Time to get the writing hat on!

It's that time of the year when I re-visit the blog and reconnect with my inner writer! Bumhood can be a great inspiration for getting into the writing mode. So write, I will.

Day 30: Letting it be and letting go

Ok so I just revisited the blog and realised I failed at finishing off my Newember resolution with a new thing for the last day. Well, I did do my "new thing" for that day but it was one of the hardest things on my list. It took me a long time to go do it and even longer to write about it.
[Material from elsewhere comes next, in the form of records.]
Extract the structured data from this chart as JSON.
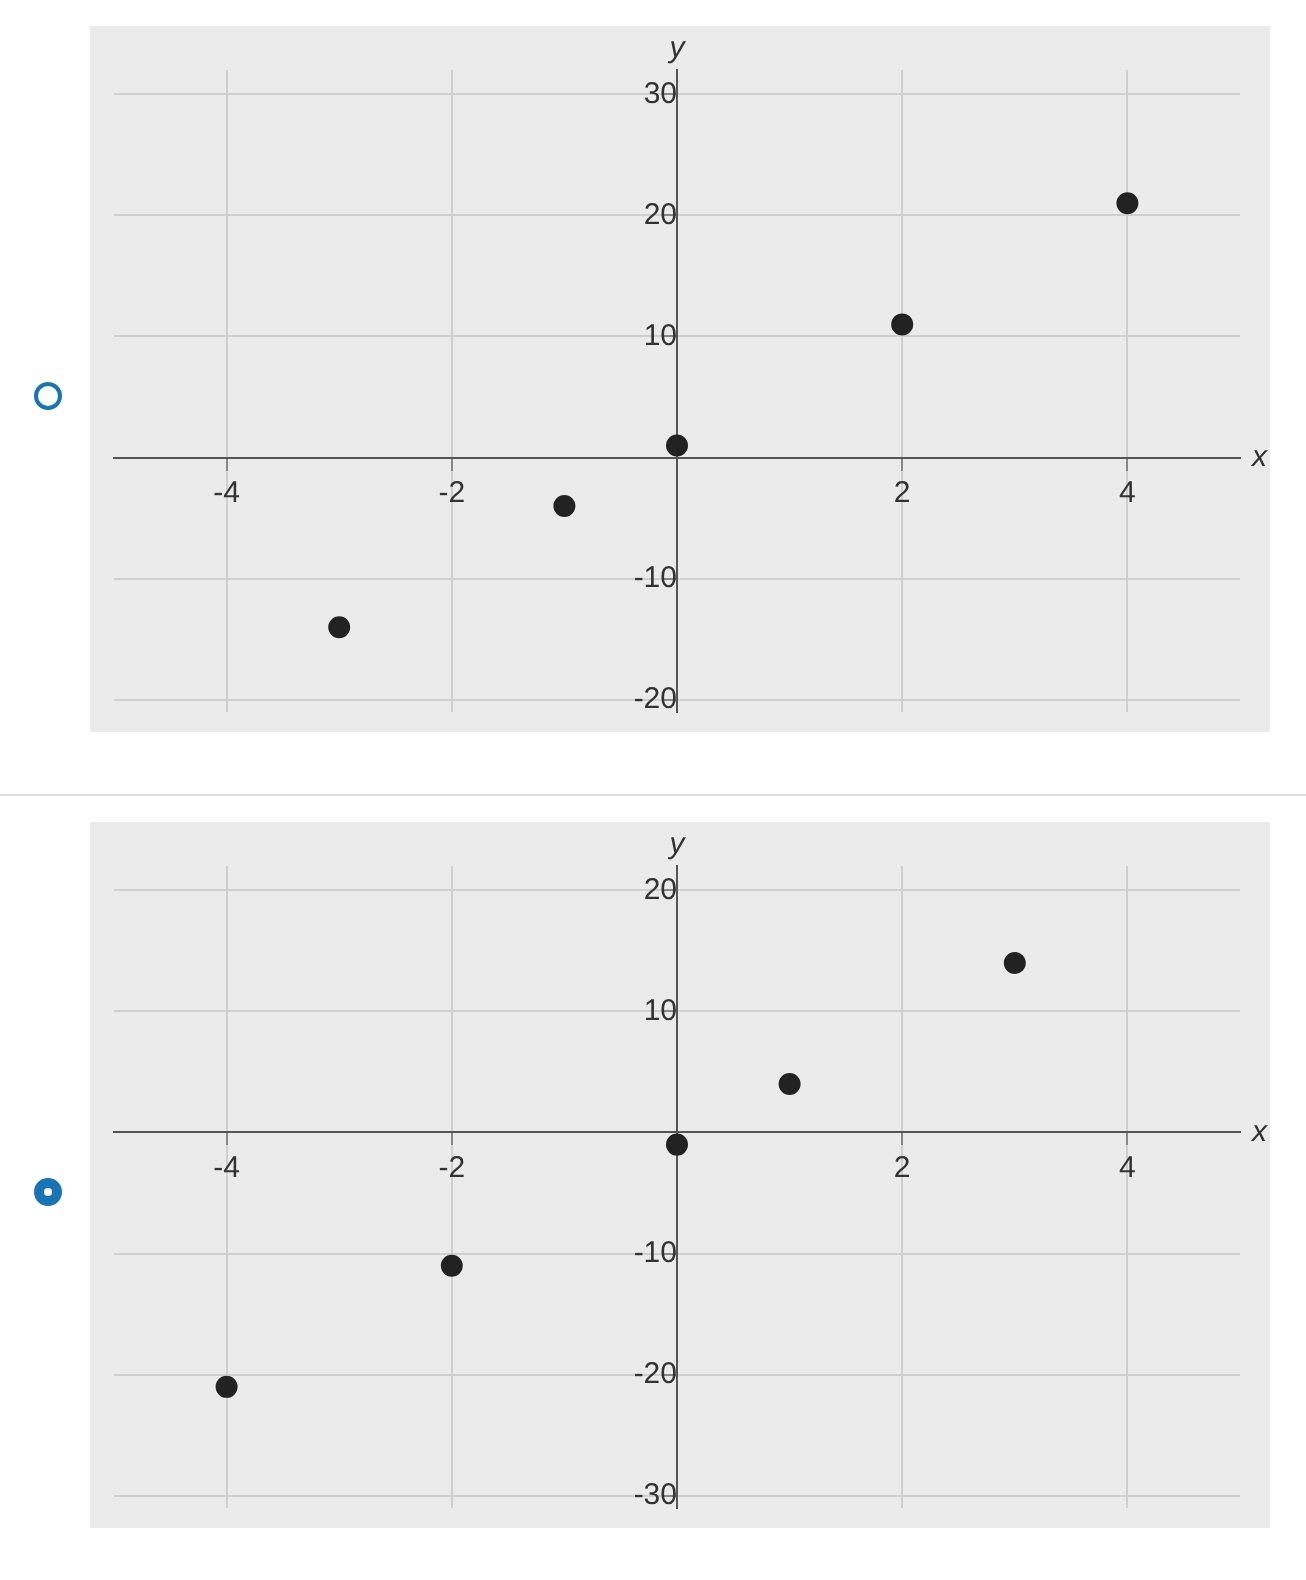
{
  "chart_data": [
    {
      "type": "scatter",
      "xlabel": "x",
      "ylabel": "y",
      "x": [
        -3,
        -1,
        0,
        2,
        4
      ],
      "values": [
        -14,
        -4,
        1,
        11,
        21
      ],
      "color": "#222222",
      "marker": "circle",
      "xlim": [
        -5,
        5
      ],
      "ylim": [
        -21,
        32
      ],
      "xticks": [
        -4,
        -2,
        2,
        4
      ],
      "yticks": [
        -20,
        -10,
        10,
        20,
        30
      ],
      "grid": true
    },
    {
      "type": "scatter",
      "xlabel": "x",
      "ylabel": "y",
      "x": [
        -4,
        -2,
        0,
        1,
        3
      ],
      "values": [
        -21,
        -11,
        -1,
        4,
        14
      ],
      "color": "#222222",
      "marker": "circle",
      "xlim": [
        -5,
        5
      ],
      "ylim": [
        -31,
        22
      ],
      "xticks": [
        -4,
        -2,
        2,
        4
      ],
      "yticks": [
        -30,
        -20,
        -10,
        10,
        20
      ],
      "grid": true
    }
  ]
}
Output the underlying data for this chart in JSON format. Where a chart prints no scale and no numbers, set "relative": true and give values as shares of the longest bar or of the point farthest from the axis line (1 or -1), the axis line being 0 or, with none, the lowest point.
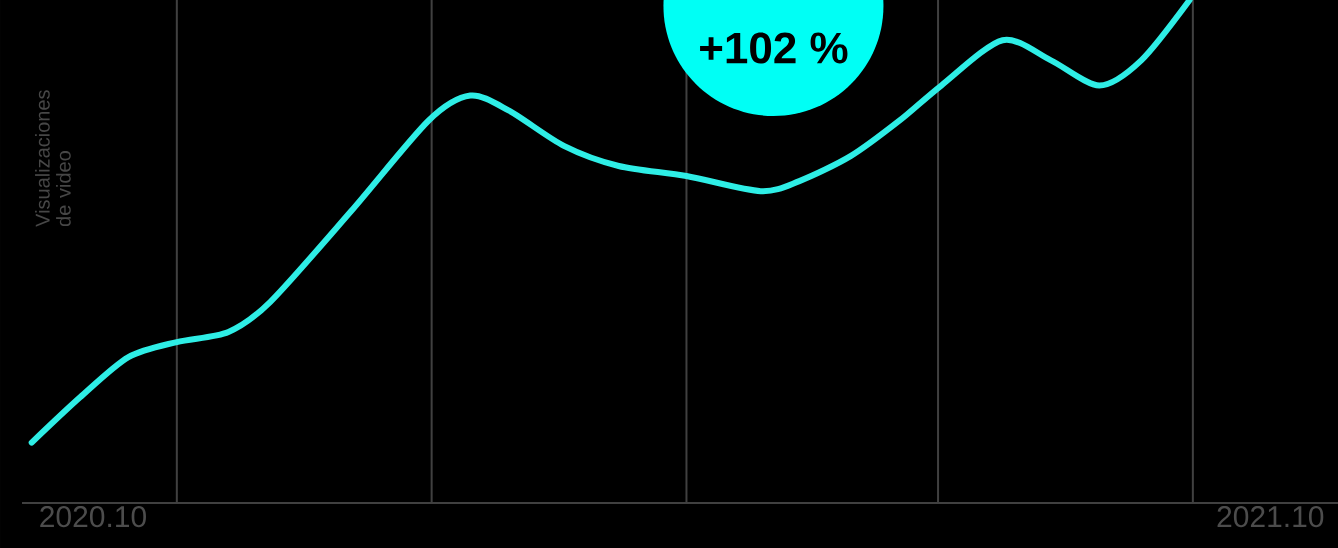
{
  "chart_data": {
    "type": "line",
    "relative": true,
    "ylabel": "Visualizaciones de video",
    "annotations": [
      "+102 %"
    ],
    "x": [
      "2020-09-12",
      "2020-09-27",
      "2020-10-12",
      "2020-10-27",
      "2020-11-12",
      "2020-11-25",
      "2020-12-20",
      "2021-01-13",
      "2021-01-26",
      "2021-02-07",
      "2021-02-24",
      "2021-03-13",
      "2021-04-03",
      "2021-04-26",
      "2021-05-08",
      "2021-05-24",
      "2021-06-08",
      "2021-06-21",
      "2021-07-10",
      "2021-07-25",
      "2021-08-09",
      "2021-08-22",
      "2021-09-06"
    ],
    "xlim": [
      "2020-09-09",
      "2021-10-22"
    ],
    "xticks": [
      {
        "value": "2020-10-01",
        "label": "2020.10"
      },
      {
        "value": "2020-10-27",
        "label": null
      },
      {
        "value": "2021-01-14",
        "label": null
      },
      {
        "value": "2021-04-03",
        "label": null
      },
      {
        "value": "2021-06-20",
        "label": null
      },
      {
        "value": "2021-09-07",
        "label": null
      },
      {
        "value": "2021-10-01",
        "label": "2021.10"
      }
    ],
    "grid": "x",
    "series": [
      {
        "color": "#2eeee6",
        "values": [
          0.12,
          0.21,
          0.29,
          0.32,
          0.34,
          0.4,
          0.58,
          0.76,
          0.81,
          0.78,
          0.71,
          0.67,
          0.65,
          0.62,
          0.64,
          0.69,
          0.76,
          0.83,
          0.92,
          0.88,
          0.83,
          0.88,
          1.0
        ]
      }
    ]
  }
}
Liz Gilbert, my hero from Eat, Pray, Love wrote about it and I pretty much copy, pasted and applied it to my life:

 “Instructions for freedom":
 1. Life's metaphors are God's instructions.
 2. You have just climbed up and above the roof, there is nothing between you and the Infinite; now, let go.
 3. The day is ending, it's time for something that was beautiful to turn into something else that is beautiful. Now, let go.
4. Your wish for resolution was a prayer. You are being here is God's response, let go and watch the stars came out, in the inside and in the outside.
5. With all your heart ask for Grace and let go.
6. With all your heart forgive him, forgive yourself and let him go.
7. Let your intention be freedom from useless suffering then, let go.
8. Watch the heat of day pass into the cold night, let go.
9. When the Karma of a relationship is done, only Love remains. It's safe, let go.
10. When the past has past from you at last, let go.. then, climb down and begin the rest of your life with great joy.”

 I don't really want to go into detail but my new thing for the day and life is done and dusted. Time to climb down and begin the rest of my life with great joy.